Ross "Rip" Hawkins, the Vikings' leading tackler in each of their first four seasons, was one of the four former Vikings among the 111 deceased NFL players whose brains were studied by researchers from Boston University and the VA Boston Healthcare System as part of the report published Tuesday in the Journal of the American Medical Association.

The other three, whose names were released on Wednesday, were Wally Hilgenberg, who played linebacker for the Vikings from 1968 to '79; Gerry Huth, who played guard from 1961 to '63; and Grant Feasel, a center from 1984 to '86.

The study included 202 former football players at the high school, college, semiprofessional and professional levels. Of those 202, 177 were found to have the brain disease chronic traumatic encephalopathy, or CTE, which can cause a wide range of neurocognitive problems. Among the 111 NFL players, CTE was discovered in all but one.
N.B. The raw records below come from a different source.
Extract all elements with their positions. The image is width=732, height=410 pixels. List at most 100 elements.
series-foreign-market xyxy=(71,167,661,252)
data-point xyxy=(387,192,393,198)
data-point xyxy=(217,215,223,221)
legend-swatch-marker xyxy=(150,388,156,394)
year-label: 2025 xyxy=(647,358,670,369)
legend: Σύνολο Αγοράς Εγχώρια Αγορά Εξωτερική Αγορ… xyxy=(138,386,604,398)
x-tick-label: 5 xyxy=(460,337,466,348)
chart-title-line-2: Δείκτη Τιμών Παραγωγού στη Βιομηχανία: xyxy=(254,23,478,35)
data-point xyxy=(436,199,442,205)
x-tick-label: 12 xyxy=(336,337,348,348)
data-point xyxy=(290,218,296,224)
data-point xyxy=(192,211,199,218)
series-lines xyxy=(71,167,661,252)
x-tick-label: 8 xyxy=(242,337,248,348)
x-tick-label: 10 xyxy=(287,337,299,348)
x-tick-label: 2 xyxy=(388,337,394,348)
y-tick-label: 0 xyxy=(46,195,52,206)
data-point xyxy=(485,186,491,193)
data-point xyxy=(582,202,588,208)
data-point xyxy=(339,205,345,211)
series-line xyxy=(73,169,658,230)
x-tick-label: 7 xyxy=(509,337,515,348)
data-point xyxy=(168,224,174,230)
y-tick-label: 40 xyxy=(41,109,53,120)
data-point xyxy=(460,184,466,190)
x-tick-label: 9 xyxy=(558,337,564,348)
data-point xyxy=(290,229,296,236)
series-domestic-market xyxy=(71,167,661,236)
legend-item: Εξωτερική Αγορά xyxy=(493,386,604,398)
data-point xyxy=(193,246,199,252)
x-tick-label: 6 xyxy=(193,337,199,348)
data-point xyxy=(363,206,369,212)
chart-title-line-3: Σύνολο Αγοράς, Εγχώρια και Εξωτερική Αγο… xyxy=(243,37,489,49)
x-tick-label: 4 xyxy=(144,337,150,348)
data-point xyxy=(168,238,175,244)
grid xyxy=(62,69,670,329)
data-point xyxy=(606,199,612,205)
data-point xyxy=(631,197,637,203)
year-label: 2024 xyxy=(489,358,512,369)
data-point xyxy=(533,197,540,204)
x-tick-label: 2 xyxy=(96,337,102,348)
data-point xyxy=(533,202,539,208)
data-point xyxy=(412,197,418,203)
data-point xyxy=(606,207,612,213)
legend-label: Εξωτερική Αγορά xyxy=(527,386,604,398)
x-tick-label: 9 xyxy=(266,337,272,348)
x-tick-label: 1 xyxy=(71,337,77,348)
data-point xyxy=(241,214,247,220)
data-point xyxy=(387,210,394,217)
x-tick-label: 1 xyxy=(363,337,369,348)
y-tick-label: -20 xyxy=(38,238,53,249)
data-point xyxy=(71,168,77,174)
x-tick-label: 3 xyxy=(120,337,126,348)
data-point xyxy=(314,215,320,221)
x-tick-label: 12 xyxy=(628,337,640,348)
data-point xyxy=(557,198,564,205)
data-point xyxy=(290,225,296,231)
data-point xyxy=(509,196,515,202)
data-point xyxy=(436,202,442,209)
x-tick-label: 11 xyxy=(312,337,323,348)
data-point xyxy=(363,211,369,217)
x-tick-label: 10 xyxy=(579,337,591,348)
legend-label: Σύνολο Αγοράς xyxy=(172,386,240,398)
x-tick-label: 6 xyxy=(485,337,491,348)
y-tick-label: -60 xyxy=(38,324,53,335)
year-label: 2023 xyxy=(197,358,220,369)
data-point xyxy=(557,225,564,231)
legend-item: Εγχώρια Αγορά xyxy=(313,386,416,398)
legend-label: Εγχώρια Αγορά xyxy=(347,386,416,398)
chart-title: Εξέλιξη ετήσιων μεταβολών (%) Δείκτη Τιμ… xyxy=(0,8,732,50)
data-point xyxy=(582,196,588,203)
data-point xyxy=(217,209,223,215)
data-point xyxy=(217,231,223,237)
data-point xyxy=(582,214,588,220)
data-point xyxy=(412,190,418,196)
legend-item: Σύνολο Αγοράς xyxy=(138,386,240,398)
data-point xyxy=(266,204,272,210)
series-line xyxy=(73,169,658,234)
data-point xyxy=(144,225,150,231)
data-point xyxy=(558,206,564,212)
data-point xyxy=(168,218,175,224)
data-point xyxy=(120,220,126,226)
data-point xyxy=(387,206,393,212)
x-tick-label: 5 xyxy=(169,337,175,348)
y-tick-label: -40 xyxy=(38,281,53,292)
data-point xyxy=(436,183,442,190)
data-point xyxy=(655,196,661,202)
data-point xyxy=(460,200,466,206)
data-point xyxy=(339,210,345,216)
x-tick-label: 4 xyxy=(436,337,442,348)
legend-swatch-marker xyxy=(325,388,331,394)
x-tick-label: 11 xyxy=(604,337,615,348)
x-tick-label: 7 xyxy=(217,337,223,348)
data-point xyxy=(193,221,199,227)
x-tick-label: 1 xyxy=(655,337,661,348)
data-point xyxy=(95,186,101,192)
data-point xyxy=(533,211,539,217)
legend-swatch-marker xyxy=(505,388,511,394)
The study also noted that 93 percent of the 177 players with CTE had donated their brains to the study because they had shown cognitive trouble before their deaths.

Hawkins died July 28, 2015. He was 76 and had been found to have Lewy body dementia, which is considered the second most progressive form of dementia behind Alzheimer's disease.

Hawkins, a middle linebacker from North Carolina, was the 15th overall draft pick by the 1961 expansion Vikings. Running back Tommy Mason, the No. 1 overall pick that year, was the Vikings' top pick.

Hawkins played five seasons for the Vikings. He was the only rookie to lead them in tackles until Eric Kendricks matched that in 2015. Hawkins also is the only Viking to lead the team in tackles in his first four seasons. Kendricks has done it in each of his first two seasons.